The image quality is also really good, the images are very sharp, clear and crisp. We are at the stage of assessing image quality and validating this for clinical use now. We are looking at glass slide diagnosis in 60 cases and after a washout period of two weeks, pathologists will make a diagnosis based on the images taken and we will compare that to the original glass slide diagnosis.
What does the future hold for your research?
The key thing for the future is to continue scanning high quality images from patients with prostate and other cancers so we can start interrogating them for specific features such as stromal inflammation and the microenvironment of the tumor.
It is a case of continuing to get the image set more annotated and more curated, as well as continuing to obtain follow-up data on these patients because that is how we are going to build image-based signatures for patient stratification and find diagnostic clues that will distinguish between benign mimickers and variants of cancer.
We need to continue this journey of understanding pathology, patterns and how this applies to the grading, diagnosis and outcome of these patients.
What do you see as the future of digital pathology and how it will affect your work and the work of others in your field?
I think the future of digital pathology is very bright in terms of how far we have come from taking one hour to scan a slide to today, where systems can take less than a minute to scan a slide. Those slides can then be made available to experts worldwide for a second opinion, for example, and, to researchers for analysis and the development of deep learning algorithms.
It will not be long before more labs start to digitize their slides, and this will become the standard way of making a diagnosis in pathology.
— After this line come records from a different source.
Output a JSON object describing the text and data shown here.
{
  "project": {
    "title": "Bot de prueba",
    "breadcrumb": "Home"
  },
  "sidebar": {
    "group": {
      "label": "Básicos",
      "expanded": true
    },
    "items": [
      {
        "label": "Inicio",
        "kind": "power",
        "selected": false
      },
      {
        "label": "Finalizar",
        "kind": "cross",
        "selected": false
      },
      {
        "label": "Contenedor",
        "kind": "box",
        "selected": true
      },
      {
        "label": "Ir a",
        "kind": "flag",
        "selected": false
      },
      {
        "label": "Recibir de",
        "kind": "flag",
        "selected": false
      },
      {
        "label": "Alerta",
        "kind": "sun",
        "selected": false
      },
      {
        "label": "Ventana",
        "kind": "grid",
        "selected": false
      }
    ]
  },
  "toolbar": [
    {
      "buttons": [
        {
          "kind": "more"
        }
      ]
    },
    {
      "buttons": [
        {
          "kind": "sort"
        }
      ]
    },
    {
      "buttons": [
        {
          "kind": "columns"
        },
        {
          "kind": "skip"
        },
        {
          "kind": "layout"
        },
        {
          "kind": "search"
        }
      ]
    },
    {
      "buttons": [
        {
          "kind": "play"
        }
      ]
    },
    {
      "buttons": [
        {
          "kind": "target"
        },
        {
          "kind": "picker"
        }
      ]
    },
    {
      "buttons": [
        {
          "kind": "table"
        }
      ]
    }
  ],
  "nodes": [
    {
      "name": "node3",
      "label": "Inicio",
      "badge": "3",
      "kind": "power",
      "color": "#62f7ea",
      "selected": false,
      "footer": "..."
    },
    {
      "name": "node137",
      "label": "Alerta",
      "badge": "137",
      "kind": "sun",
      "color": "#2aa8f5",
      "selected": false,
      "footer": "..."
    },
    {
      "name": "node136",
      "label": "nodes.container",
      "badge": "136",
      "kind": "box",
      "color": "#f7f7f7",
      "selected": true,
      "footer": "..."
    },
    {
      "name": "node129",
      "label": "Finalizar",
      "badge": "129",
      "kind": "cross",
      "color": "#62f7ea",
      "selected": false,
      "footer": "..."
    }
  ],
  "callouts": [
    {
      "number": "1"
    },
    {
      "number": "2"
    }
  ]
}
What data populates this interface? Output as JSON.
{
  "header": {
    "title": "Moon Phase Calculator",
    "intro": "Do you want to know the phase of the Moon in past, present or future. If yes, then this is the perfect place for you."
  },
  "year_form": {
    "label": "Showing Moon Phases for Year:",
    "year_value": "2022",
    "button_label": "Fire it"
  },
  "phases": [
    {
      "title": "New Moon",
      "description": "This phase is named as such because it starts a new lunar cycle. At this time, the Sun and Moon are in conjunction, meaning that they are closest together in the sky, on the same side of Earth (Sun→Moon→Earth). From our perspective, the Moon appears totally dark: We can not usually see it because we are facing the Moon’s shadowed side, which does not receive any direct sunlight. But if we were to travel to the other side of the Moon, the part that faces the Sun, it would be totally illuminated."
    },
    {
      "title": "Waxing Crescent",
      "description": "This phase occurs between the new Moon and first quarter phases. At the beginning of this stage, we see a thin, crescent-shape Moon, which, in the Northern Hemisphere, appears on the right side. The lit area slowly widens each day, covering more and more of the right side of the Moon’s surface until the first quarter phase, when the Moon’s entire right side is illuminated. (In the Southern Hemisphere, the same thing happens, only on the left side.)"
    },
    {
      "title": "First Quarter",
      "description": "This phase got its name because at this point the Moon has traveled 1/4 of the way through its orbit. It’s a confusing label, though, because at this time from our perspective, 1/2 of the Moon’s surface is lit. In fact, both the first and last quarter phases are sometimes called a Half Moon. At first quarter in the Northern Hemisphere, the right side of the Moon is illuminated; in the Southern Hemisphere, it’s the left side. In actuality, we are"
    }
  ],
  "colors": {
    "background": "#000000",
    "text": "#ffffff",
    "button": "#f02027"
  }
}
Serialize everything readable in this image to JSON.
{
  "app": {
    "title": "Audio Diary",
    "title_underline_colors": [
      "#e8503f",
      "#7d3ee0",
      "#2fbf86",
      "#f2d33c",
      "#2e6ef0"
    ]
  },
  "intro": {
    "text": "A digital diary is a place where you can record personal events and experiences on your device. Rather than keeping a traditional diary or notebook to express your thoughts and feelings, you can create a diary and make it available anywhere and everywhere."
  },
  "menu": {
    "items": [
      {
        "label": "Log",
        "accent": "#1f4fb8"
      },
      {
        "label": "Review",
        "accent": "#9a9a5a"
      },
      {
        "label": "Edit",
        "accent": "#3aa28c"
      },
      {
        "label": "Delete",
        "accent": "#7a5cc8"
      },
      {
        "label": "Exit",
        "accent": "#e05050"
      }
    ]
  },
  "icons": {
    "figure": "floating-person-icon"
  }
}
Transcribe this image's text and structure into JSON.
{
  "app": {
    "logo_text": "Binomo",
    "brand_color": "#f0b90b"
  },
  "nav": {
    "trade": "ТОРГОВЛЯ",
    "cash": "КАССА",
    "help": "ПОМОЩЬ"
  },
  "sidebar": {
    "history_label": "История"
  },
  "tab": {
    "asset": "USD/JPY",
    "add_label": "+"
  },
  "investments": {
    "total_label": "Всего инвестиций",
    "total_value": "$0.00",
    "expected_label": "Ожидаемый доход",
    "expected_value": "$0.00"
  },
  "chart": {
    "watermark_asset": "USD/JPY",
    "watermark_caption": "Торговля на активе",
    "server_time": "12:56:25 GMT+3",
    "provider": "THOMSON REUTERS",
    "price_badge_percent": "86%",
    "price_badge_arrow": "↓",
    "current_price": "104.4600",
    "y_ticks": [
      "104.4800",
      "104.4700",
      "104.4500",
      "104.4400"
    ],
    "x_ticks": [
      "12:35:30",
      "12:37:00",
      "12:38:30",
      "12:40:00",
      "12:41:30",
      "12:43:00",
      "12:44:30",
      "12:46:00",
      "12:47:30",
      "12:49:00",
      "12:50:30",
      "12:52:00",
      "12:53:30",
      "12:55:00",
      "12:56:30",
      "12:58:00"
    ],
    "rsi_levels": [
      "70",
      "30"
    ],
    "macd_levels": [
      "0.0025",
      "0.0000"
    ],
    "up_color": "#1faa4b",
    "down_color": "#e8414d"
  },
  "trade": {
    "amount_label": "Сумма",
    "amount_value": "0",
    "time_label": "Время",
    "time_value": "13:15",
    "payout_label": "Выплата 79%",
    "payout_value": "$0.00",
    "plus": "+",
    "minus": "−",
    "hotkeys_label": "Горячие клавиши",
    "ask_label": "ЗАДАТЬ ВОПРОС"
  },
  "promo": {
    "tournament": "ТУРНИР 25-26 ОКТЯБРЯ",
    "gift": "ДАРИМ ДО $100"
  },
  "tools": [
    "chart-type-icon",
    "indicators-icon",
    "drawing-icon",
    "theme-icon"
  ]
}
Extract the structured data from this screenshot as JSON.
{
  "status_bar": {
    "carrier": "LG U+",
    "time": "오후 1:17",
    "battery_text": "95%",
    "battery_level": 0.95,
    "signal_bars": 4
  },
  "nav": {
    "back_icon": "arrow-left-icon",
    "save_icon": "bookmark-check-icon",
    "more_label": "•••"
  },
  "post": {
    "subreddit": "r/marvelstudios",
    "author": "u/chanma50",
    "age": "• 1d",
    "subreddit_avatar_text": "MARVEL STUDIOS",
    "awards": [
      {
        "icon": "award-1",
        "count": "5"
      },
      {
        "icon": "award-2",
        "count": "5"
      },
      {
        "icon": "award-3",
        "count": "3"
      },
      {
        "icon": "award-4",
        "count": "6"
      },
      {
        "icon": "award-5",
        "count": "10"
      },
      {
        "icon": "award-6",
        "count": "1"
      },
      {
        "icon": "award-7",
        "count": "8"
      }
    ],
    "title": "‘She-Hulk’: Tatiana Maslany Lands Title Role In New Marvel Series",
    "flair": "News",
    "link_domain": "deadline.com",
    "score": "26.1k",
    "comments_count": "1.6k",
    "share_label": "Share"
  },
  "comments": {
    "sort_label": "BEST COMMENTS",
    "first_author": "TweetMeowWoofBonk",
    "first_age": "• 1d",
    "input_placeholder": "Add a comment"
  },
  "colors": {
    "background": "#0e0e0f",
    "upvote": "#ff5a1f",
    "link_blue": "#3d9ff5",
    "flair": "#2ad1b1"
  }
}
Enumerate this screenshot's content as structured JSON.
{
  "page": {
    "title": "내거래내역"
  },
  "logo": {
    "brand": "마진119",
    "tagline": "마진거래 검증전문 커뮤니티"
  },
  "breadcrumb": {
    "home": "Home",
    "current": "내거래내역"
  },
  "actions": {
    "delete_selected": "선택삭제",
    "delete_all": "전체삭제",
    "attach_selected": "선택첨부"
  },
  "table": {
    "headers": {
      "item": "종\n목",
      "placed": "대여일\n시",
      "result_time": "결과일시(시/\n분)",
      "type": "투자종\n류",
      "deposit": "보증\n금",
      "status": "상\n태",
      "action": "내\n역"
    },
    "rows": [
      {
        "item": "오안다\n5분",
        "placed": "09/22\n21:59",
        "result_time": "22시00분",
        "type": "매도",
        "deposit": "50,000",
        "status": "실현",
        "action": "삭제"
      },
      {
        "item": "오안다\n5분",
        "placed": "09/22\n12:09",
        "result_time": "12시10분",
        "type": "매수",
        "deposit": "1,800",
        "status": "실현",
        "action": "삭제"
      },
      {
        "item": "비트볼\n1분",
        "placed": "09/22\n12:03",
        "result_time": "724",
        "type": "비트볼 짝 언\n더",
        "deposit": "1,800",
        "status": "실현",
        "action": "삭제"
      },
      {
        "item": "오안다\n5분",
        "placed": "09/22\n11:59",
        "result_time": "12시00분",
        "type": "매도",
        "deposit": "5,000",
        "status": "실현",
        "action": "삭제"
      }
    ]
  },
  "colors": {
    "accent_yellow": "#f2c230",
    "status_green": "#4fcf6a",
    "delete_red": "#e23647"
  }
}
In the future there will be no "digital pathology," – it will just be a standard part of pathology and the pathology lab.
Where can readers find more information?
About Dr. Anil Parwani, M.D., PhD, MBA
Professor of Pathology and Biomedical Informatics
The Ohio State University
Anil Parwani is a Professor of Pathology and Biomedical Informatics at The Ohio State University. He also serves as the Director of Division of Pathology Informatics and Digital Pathology, Department of Pathology. Dr. Parwani has sub-speciality training in Genitourinary Pathology.
His pathology practice is focused in GU and he has research interests in benign mimickers and unusual variants of prostate carcinoma, diagnostic and prognostic markers in GU pathology, and molecular classification of renal cell carcinoma and bladder carcinoma.
Dr. Parwani has expertise in the area of Anatomical Pathology Informatics including design of quality assurance tools, tissue banking informatics, clinical and research data integration and mining, synoptic reporting in anatomical pathology, clinical applications of whole slide imaging, digital imaging, telepathology, image analysis and lab automation and workflow processes such as barcoding and voice recognition.
Dr. Parwani has published extensively and has authored over 300 peer-reviewed articles in major scientific journals as well as numerous book chapters and is also the editor of several books. He currently serves as an editor-in-chief of Journal of Pathology Informatics and Diagnostic Pathology.